I’d seen a few adverts for American Nightmare doing the rounds on the internet and I thought it looked intriguing. I’m a huge fan of true crime and when I saw that American Nightmare was made by the team behind Tinder Swindler I knew that it would be well made, but now I’ve finally sat down to watch it? Oh boy! What a wild ride!
The story is that in March 2015 Aaron Quinn and his girlfriend Denise Huskins were surprised one night in their home by an armed masked man in a wetsuit. Yes, you read that right, a wetsuit. After being tasered, tied up and drugged Aaron woke up to find Denise missing.
Aaron expected, as we all would, that the police would launch a manhunt in order to find his missing girlfriend but instead the lead detective (a man named Mat Mustard I kid you not) suspects that Aaron has done away with Denise after she found out he’d been texting his ex.
Instead of searching for Denise, they focus on questioning Aaron, trying to get him to confess to murdering Denise, telling him he’d catastrophically failed a polygraph test and that they knew he was a cold-blooded murderer.
The problem? Denise isn’t dead and two days later she turns up 400 miles away at her Dad’s house.
So the police go looking for the kidnappers, right?
No! Of course not!
Instead the police and FBI now believe that Denise staged the kidnapping as an elaborate plot to get back at Aaron for cheating on her and arranged the whole thing as some kind of “Gone Girl” style re-enactment.
Yet again, the police fail to investigate anyone except Denise and Aaron, accusing them of wasting police time and threatening to bring charges against them.
On face value, when watching episode 1 of American Nightmare, Aaron’s tale does seem a little implausible: a man in a wetsuit? Not calling the police until the following morning? Blood in the house? His apparent lack of emotion during the 911 call? They all point the finger squarely at Aaron.
But as he goes through the events of that night, and we see footage of his police interrogations, it becomes apparent that Aaron is telling the truth about what happened and we, as the audience, join him in his frustration at the police’s cavalier attitude to the case.
Then as we move through into episode 2 we begin to see that the tale being spun by the police to the media is not the same as reality with Denise recounting the terrible events that befell her at the hands of her kidnapper.

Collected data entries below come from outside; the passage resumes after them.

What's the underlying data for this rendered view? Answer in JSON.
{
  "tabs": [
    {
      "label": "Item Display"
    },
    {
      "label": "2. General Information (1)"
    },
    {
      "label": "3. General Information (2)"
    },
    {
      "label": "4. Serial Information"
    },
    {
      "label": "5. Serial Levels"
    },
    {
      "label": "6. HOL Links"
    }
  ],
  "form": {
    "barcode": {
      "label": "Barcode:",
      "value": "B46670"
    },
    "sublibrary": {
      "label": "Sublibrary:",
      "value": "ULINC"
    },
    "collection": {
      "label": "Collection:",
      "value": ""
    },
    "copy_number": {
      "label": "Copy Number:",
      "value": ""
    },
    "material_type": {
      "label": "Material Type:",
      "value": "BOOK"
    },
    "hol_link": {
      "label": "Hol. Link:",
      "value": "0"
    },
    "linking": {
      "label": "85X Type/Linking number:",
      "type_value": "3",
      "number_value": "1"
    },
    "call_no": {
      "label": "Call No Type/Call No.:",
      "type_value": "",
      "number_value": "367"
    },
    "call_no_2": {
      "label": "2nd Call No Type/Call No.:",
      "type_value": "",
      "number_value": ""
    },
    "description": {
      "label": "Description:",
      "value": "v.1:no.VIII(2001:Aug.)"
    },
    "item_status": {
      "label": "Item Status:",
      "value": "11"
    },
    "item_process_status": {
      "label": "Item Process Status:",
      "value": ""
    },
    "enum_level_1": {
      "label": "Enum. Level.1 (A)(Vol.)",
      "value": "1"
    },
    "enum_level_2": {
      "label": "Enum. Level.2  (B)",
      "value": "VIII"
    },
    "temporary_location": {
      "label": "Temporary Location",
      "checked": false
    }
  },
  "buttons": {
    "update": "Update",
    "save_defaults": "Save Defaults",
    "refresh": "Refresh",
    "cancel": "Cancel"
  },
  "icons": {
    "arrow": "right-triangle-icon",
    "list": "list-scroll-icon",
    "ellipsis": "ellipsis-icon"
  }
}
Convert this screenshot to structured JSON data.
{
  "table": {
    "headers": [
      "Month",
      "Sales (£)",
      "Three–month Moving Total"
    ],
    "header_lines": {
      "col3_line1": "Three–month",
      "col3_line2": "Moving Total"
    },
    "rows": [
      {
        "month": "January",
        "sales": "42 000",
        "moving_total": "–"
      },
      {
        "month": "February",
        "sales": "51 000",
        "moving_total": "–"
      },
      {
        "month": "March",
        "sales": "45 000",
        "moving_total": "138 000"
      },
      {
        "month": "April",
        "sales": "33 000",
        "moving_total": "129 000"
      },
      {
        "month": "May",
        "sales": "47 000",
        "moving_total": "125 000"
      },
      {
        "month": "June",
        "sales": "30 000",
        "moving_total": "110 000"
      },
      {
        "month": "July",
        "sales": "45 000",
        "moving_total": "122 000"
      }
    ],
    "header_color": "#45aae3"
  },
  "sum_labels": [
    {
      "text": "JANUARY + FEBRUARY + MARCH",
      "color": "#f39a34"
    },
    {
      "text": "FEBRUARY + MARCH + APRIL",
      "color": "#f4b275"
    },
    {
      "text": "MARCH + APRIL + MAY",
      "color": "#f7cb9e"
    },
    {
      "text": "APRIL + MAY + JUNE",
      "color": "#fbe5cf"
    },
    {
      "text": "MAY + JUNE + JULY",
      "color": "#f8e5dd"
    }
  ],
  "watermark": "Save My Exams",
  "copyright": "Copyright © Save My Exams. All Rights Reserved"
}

Even though Denise tells them everything that happened the police still don’t believe her. Instead she’s portrayed to the media as some sort of criminal mastermind intent on manipulating public opinion of her to make her out to be a victim (spoiler alert: she is a victim but the police don’t see it that way.)

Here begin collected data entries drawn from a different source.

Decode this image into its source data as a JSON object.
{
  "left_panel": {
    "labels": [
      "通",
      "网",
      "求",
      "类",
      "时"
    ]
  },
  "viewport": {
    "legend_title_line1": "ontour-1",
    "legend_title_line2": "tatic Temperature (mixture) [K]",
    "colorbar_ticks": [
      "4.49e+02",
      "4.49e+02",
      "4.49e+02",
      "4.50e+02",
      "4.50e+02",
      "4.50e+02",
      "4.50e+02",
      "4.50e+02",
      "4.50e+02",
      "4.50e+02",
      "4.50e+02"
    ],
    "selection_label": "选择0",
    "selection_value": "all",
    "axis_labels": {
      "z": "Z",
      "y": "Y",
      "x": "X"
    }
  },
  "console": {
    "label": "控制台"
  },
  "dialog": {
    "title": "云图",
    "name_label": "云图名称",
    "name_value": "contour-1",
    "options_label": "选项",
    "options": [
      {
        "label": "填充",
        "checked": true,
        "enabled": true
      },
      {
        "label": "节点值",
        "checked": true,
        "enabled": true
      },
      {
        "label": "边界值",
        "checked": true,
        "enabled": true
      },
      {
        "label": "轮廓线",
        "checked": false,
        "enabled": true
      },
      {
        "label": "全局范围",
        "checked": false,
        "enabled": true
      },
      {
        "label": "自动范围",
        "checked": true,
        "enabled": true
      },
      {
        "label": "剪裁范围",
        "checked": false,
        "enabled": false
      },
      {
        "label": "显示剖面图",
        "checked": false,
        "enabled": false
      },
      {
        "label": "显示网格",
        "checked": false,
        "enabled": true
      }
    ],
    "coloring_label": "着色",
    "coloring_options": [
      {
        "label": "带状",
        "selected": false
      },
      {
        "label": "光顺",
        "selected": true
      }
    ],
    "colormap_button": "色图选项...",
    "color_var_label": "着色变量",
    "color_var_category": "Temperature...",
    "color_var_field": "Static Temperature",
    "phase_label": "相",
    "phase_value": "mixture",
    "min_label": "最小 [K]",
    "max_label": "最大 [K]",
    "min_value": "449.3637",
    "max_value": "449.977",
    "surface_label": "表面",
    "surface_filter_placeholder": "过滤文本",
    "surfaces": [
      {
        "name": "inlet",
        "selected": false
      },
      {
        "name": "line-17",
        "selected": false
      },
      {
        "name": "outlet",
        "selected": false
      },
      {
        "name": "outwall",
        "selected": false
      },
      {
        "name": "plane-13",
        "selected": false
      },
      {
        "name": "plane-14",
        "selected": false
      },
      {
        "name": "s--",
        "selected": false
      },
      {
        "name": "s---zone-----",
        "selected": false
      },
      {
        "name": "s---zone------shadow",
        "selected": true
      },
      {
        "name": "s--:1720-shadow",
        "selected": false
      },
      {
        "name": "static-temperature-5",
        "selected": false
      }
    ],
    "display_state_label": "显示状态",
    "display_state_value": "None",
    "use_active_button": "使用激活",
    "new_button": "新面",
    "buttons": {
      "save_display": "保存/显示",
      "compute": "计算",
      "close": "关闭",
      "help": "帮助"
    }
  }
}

The police and FBI incompetence in this case was astounding and at some points my jaw literally dropped open in disbelief when I saw and heard how they were treating Aaron and Denise and how at odds with the truth the police’s statements to the media were. At one point I even yelled “you have GOT to be kidding me” out loud at the television.
If it’s possible, the tale gets even stranger from this point: seemingly annoyed at the way Denise is being portrayed in the press thanks to comments from the police, the kidnapper begins emailing a journalist from the San Francisco Chronicle including photographic evidence that backed up Denise’s is story and the police still didn’t believe Aaron and Denise!

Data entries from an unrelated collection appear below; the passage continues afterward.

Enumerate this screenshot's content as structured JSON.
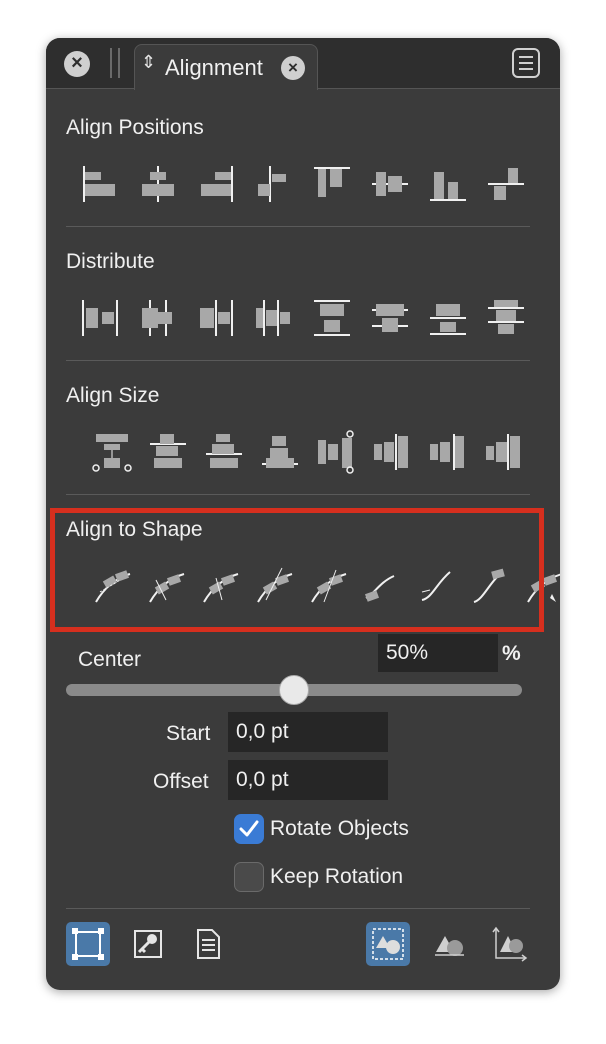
{
  "tab": {
    "title": "Alignment",
    "chevron": "⌃⌄"
  },
  "sections": {
    "align_positions": "Align Positions",
    "distribute": "Distribute",
    "align_size": "Align Size",
    "align_to_shape": "Align to Shape"
  },
  "align_positions_icons": [
    "align-left-icon",
    "align-center-horizontal-icon",
    "align-right-icon",
    "align-left-edge-right-icon",
    "align-top-icon",
    "align-middle-vertical-icon",
    "align-bottom-icon",
    "align-bottom-edge-top-icon"
  ],
  "distribute_icons": [
    "distribute-left-icon",
    "distribute-center-horizontal-icon",
    "distribute-right-icon",
    "distribute-spacing-horizontal-icon",
    "distribute-top-icon",
    "distribute-middle-vertical-icon",
    "distribute-bottom-icon",
    "distribute-spacing-vertical-icon"
  ],
  "align_size_icons": [
    "size-width-largest-icon",
    "size-width-1-icon",
    "size-width-2-icon",
    "size-width-3-icon",
    "size-height-largest-icon",
    "size-height-1-icon",
    "size-height-2-icon",
    "size-height-3-icon"
  ],
  "align_to_shape_icons": [
    "shape-align-above-icon",
    "shape-align-center-1-icon",
    "shape-align-center-2-icon",
    "shape-align-center-3-icon",
    "shape-align-center-4-icon",
    "shape-align-curve-1-icon",
    "shape-align-curve-2-icon",
    "shape-align-curve-3-icon",
    "shape-align-curve-pointer-icon"
  ],
  "center": {
    "label": "Center",
    "value": "50%",
    "unit": "%",
    "slider_fraction": 0.5
  },
  "start": {
    "label": "Start",
    "value": "0,0 pt"
  },
  "offset": {
    "label": "Offset",
    "value": "0,0 pt"
  },
  "rotate_objects": {
    "label": "Rotate Objects",
    "checked": true
  },
  "keep_rotation": {
    "label": "Keep Rotation",
    "checked": false
  },
  "bottom_toolbar": [
    "selection-frame-icon",
    "key-icon",
    "page-icon",
    "shape-selection-icon",
    "shape-align-icon",
    "shape-transform-icon"
  ],
  "colors": {
    "highlight": "#d62f1e",
    "accent": "#3a7bd5",
    "panel": "#3b3b3b"
  }
}
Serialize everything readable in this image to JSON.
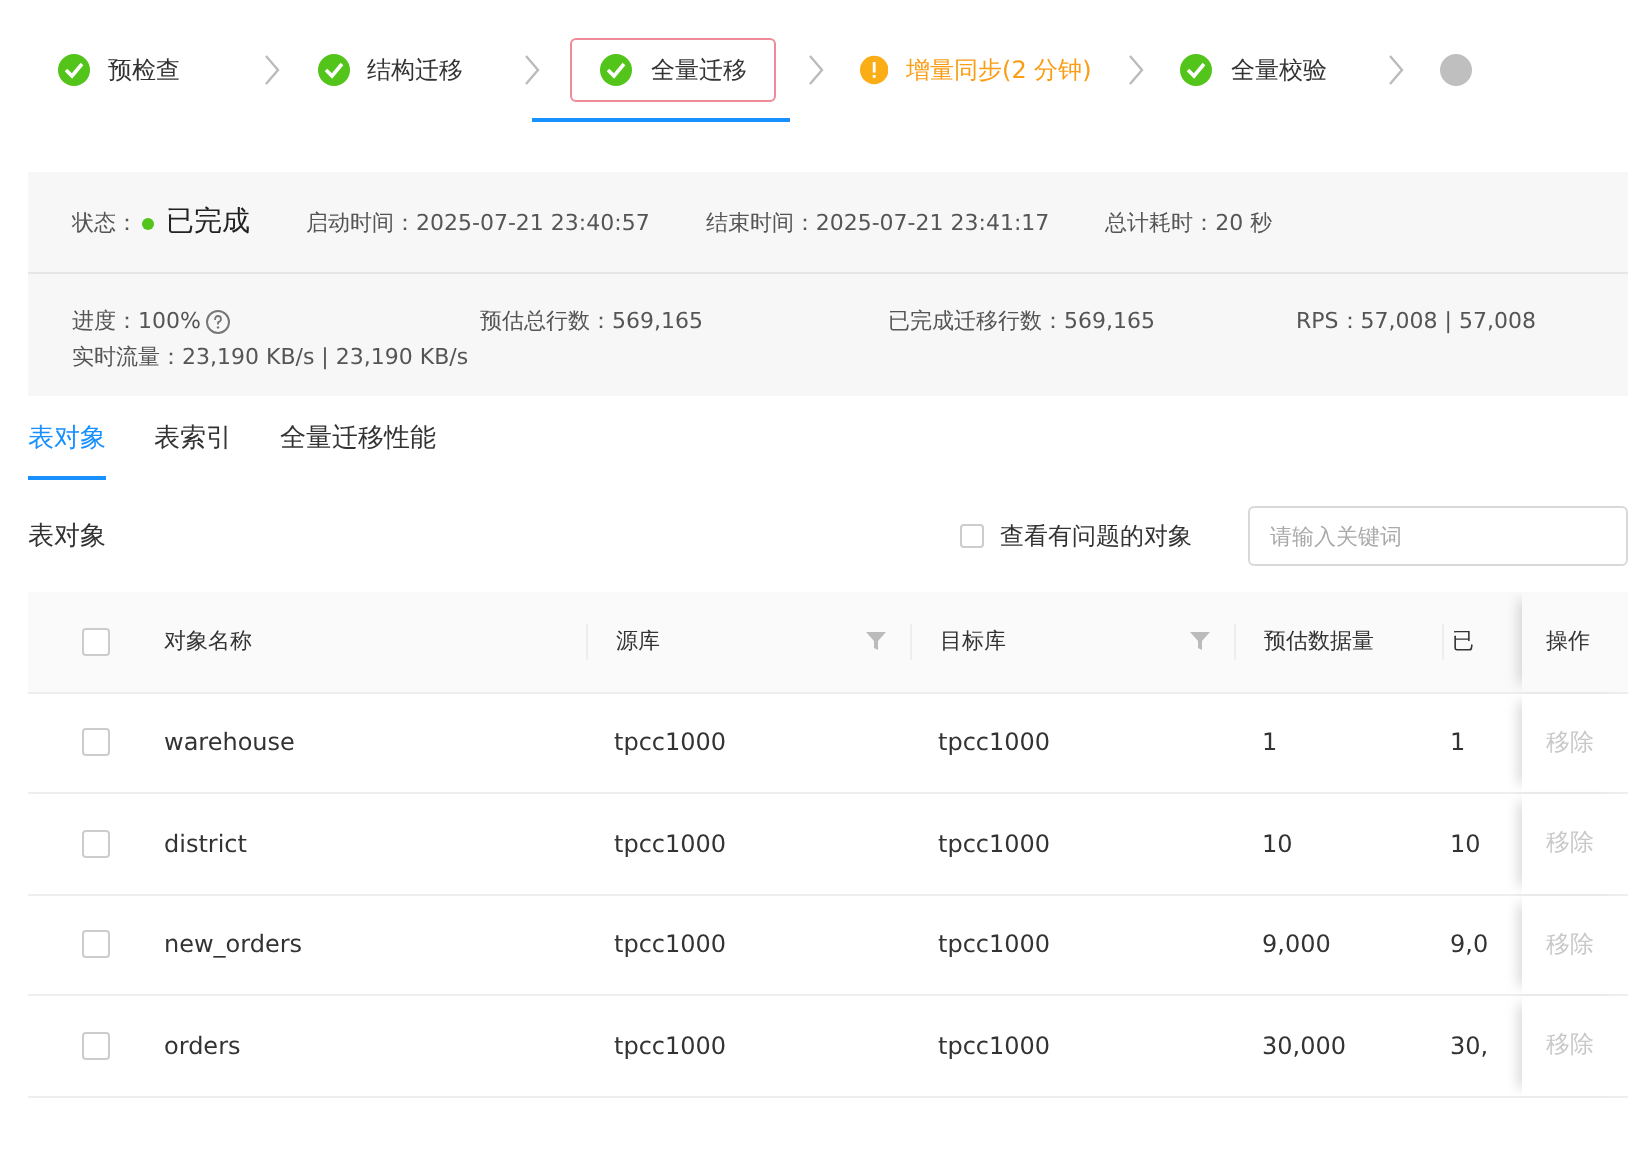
{
  "steps": [
    {
      "label": "预检查",
      "kind": "done",
      "selected": false
    },
    {
      "label": "结构迁移",
      "kind": "done",
      "selected": false
    },
    {
      "label": "全量迁移",
      "kind": "done",
      "selected": true
    },
    {
      "label": "增量同步(2 分钟)",
      "kind": "warning",
      "selected": false
    },
    {
      "label": "全量校验",
      "kind": "done",
      "selected": false
    },
    {
      "kind": "pending",
      "selected": false
    }
  ],
  "summary": {
    "status": {
      "label": "状态：",
      "value": "已完成",
      "color": "#52c41a"
    },
    "row1": [
      "启动时间：2025-07-21 23:40:57",
      "结束时间：2025-07-21 23:41:17",
      "总计耗时：20 秒"
    ],
    "progress": "进度：100%",
    "row2": [
      "预估总行数：569,165",
      "已完成迁移行数：569,165",
      "RPS：57,008 | 57,008"
    ],
    "flow": "实时流量：23,190 KB/s | 23,190 KB/s"
  },
  "tabs": [
    {
      "label": "表对象",
      "selected": true
    },
    {
      "label": "表索引",
      "selected": false
    },
    {
      "label": "全量迁移性能",
      "selected": false
    }
  ],
  "section_title": "表对象",
  "problem_filter": {
    "label": "查看有问题的对象",
    "checked": false
  },
  "search": {
    "placeholder": "请输入关键词"
  },
  "table": {
    "all_checked": false,
    "columns": [
      {
        "label": "对象名称",
        "filter": false
      },
      {
        "label": "源库",
        "filter": true
      },
      {
        "label": "目标库",
        "filter": true
      },
      {
        "label": "预估数据量",
        "filter": false
      },
      {
        "label": "已",
        "filter": false
      },
      {
        "label": "操作",
        "filter": false
      }
    ],
    "rows": [
      {
        "checked": false,
        "cells": [
          "warehouse",
          "tpcc1000",
          "tpcc1000",
          "1",
          "1"
        ],
        "action": "移除",
        "disabled": true
      },
      {
        "checked": false,
        "cells": [
          "district",
          "tpcc1000",
          "tpcc1000",
          "10",
          "10"
        ],
        "action": "移除",
        "disabled": true
      },
      {
        "checked": false,
        "cells": [
          "new_orders",
          "tpcc1000",
          "tpcc1000",
          "9,000",
          "9,0"
        ],
        "action": "移除",
        "disabled": true
      },
      {
        "checked": false,
        "cells": [
          "orders",
          "tpcc1000",
          "tpcc1000",
          "30,000",
          "30,"
        ],
        "action": "移除",
        "disabled": true
      }
    ]
  }
}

The amount of anger I was feeling towards law enforcement at this point was almost palpable and for the directors (Bernadette Higgins and Felicity Morris) to get such a a visceral response from me just goes to show how well thought out and put together this series is.
The police had ample opportunity time and time again to apprehend the perpetrator but their insistence that all women lie about sexual assault for attention (as seen by some of the other cases examined in episode 3) is sadly indicative of the thoughts that wider (usually male) society has has a whole.
And if all this wasn’t bad enough Mat Mustard, lead “detective” on the case, won “officer of the year” in 2015 so they obviously value “proper” police work in his department, don’t they?
All I can say is thank goodness for Detective Misty Carausu, the fact that it took a female police officer to bring closure to Denise and Aaron is extremely telling about how the American legal system treats female victims of crime.
Watch American Nightmare if you want to throw things at your TV screen and scream “HOW ARE YOU NOT BELIEVING THEM YOU IDIOTS” over and over again at the dumbarse detectives.